А милиционер продолжат:.
— И за укрывательство злостного преступника ты, Федор, понесешь большое наказанье, а потому сразу выкладывай, где прячешь Кондрата. А не скажешь, хуже тебе будет.
Кондрат-то Машенин в спаленке в это время сидел, да все и слыхал. И вот видим мы, выходит он из спаленки, тож белый, как стенка, и говорит милиционеру:
— Вот он я, Кондрат Машенин, и не добровольно укрывал меня Федор, а по моему приказанью, потому как пригрозил я ему, што если выдаст он меня, то подкуплю человека и сожгет тот человек весь дом Федора. А теперь забирай меня, на том дело и покончим…
И опять надолго умолкает Марфа Ивановна, опять будто отгоняет от себя непрошенные мысли, затем продолжает:
— Вот ты скажи мне, дочка, как оно в жизни так получатца? Непутевый ведь человек Кондрат Машенин, а совесть в нем, значит, не покрыта коростой? Знал же он, што своими словами насчет угрозы Федору еще большую ношу на себя взваливает, а пошел на это. Пошел, слышь, безо всякого принуждения. Можешь объяснить такое?
— Что дальше-то было? — спросила тогда Полинка.
— А дальше такое было. Как начался новый суд, Федор на том суде и говорит: «Напраслину, граждане судьи, наговариват на себя Кондрат. Никакой угрозы он мне не высказывал, а укрыл я его по своей доброй воле, потому как жалко мне его стало. Виноват-то он виноват, дак все же не враг он нашему советскому народу, нету в нем ничего вражеского, а преступленье свое он совершил без злого умыслу. И ежели можно, то продадим мы с Машениным и дома свои, и все, што имеем, для возмещенья убытку колхоза…»

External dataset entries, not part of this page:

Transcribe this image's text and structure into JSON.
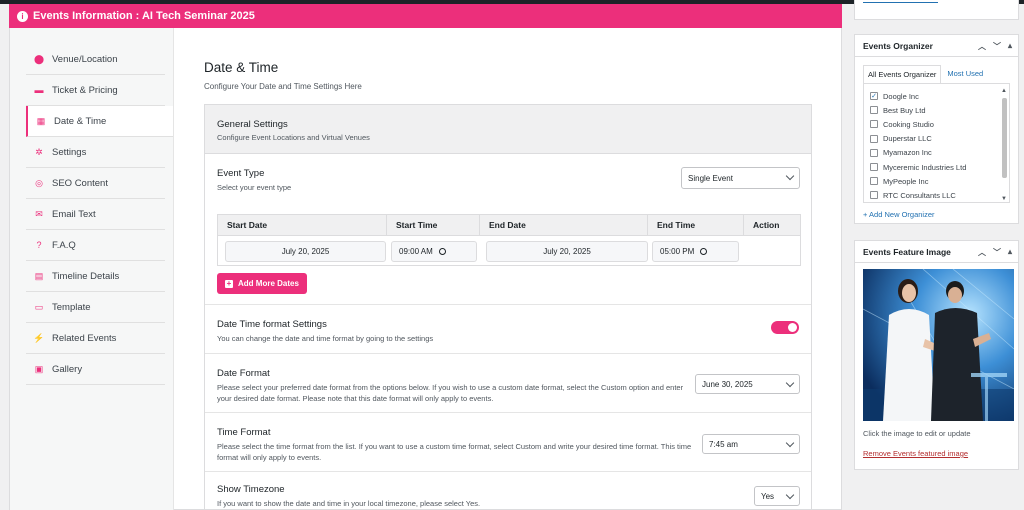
{
  "header": {
    "title": "Events Information : AI Tech Seminar 2025"
  },
  "sidebar": {
    "items": [
      {
        "label": "Venue/Location",
        "icon": "location-pin-icon",
        "glyph": "⬤"
      },
      {
        "label": "Ticket & Pricing",
        "icon": "ticket-icon",
        "glyph": "▬"
      },
      {
        "label": "Date & Time",
        "icon": "calendar-icon",
        "glyph": "▦"
      },
      {
        "label": "Settings",
        "icon": "gears-icon",
        "glyph": "✲"
      },
      {
        "label": "SEO Content",
        "icon": "search-icon",
        "glyph": "◎"
      },
      {
        "label": "Email Text",
        "icon": "envelope-icon",
        "glyph": "✉"
      },
      {
        "label": "F.A.Q",
        "icon": "question-icon",
        "glyph": "?"
      },
      {
        "label": "Timeline Details",
        "icon": "timeline-icon",
        "glyph": "▤"
      },
      {
        "label": "Template",
        "icon": "template-icon",
        "glyph": "▭"
      },
      {
        "label": "Related Events",
        "icon": "plug-icon",
        "glyph": "⚡"
      },
      {
        "label": "Gallery",
        "icon": "gallery-icon",
        "glyph": "▣"
      }
    ],
    "active_index": 2
  },
  "main": {
    "title": "Date & Time",
    "subtitle": "Configure Your Date and Time Settings Here",
    "general": {
      "title": "General Settings",
      "desc": "Configure Event Locations and Virtual Venues"
    },
    "event_type": {
      "label": "Event Type",
      "desc": "Select your event type",
      "value": "Single Event"
    },
    "dates_table": {
      "headers": [
        "Start Date",
        "Start Time",
        "End Date",
        "End Time",
        "Action"
      ],
      "start_date": "July 20, 2025",
      "start_time": "09:00 AM",
      "end_date": "July 20, 2025",
      "end_time": "05:00 PM"
    },
    "add_button": "Add More Dates",
    "format_settings": {
      "label": "Date Time format Settings",
      "desc": "You can change the date and time format by going to the settings",
      "enabled": true
    },
    "date_format": {
      "label": "Date Format",
      "desc": "Please select your preferred date format from the options below. If you wish to use a custom date format, select the Custom option and enter your desired date format. Please note that this date format will only apply to events.",
      "value": "June 30, 2025"
    },
    "time_format": {
      "label": "Time Format",
      "desc": "Please select the time format from the list. If you want to use a custom time format, select Custom and write your desired time format. This time format will only apply to events.",
      "value": "7:45 am"
    },
    "timezone": {
      "label": "Show Timezone",
      "desc": "If you want to show the date and time in your local timezone, please select Yes.",
      "value": "Yes"
    }
  },
  "organizer": {
    "title": "Events Organizer",
    "tabs": [
      "All Events Organizer",
      "Most Used"
    ],
    "items": [
      {
        "label": "Doogle Inc",
        "checked": true
      },
      {
        "label": "Best Buy Ltd",
        "checked": false
      },
      {
        "label": "Cooking Studio",
        "checked": false
      },
      {
        "label": "Duperstar LLC",
        "checked": false
      },
      {
        "label": "Myamazon Inc",
        "checked": false
      },
      {
        "label": "Myceremic Industries Ltd",
        "checked": false
      },
      {
        "label": "MyPeople Inc",
        "checked": false
      },
      {
        "label": "RTC Consultants LLC",
        "checked": false
      }
    ],
    "add_link": "+ Add New Organizer"
  },
  "feature_image": {
    "title": "Events Feature Image",
    "hint": "Click the image to edit or update",
    "remove_link": "Remove Events featured image"
  },
  "colors": {
    "accent": "#ec2f7b",
    "link": "#2271b1",
    "danger": "#b32d2e"
  }
}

Ну, удалились судьи на совещанье, потом возвращаются и читают приговор, а в приговоре том говорится, што Кондрату Машенину за побег добавляется еще два года, а Федору моему за укрывательство злостного преступника приговаривается шесть годов заключенья. И угнали их обоих по этапу, и с тех пор, дочка, ни одной весточки ни от одного, ни от другого не было и нету… Сохрани их, матушка царица небесная, ежли они еще живые, а нету их на свете, так прости им грехи тяжкие и прими в царствие свое небесное…
Часто, часто вспоминала Полинка рассказ Марфы Ивановны, теснились в ее голове разные, не похожие друг на друга мысли. То проникалась она к мужу Марфы Ивановны и к Кондрату Машенину сочувствием, то вспыхивала острая к ним вражда, которая, правда, быстро угасала. Ну, размышляла она, виноваты люди, слов нет, но зачем же такая тяжкая кара, зачем такая жестокость?
Особенно болела душа у Полинки, когда приходила к Марфе Ивановне крестная ее дочь Анютка, худенькая, забитая, затурканная девчушка лет десяти, с такой тоской в глазах, что смотреть в них было страшно… «Меня в школе вредительницей называют, — говорила она, кулачками вытирая слезы. — Грозятся из школы выгнать. Мамку уже из колхоза выгнали, дом у нас отобрали, у деда мы теперь живем. А дед ахти какой злой, каждой коркой хлеба попрекает. „Дармоеды, — говорит, — нахлебники явились на мою голову“, А мы не дармоеды. Мамка с утра до вечера по хозяйству его работает, я тоже помогаю, да силушек у меня мало. Нагнусь с тряпкой полы помыть, а голова как закружится, хоть помирай…»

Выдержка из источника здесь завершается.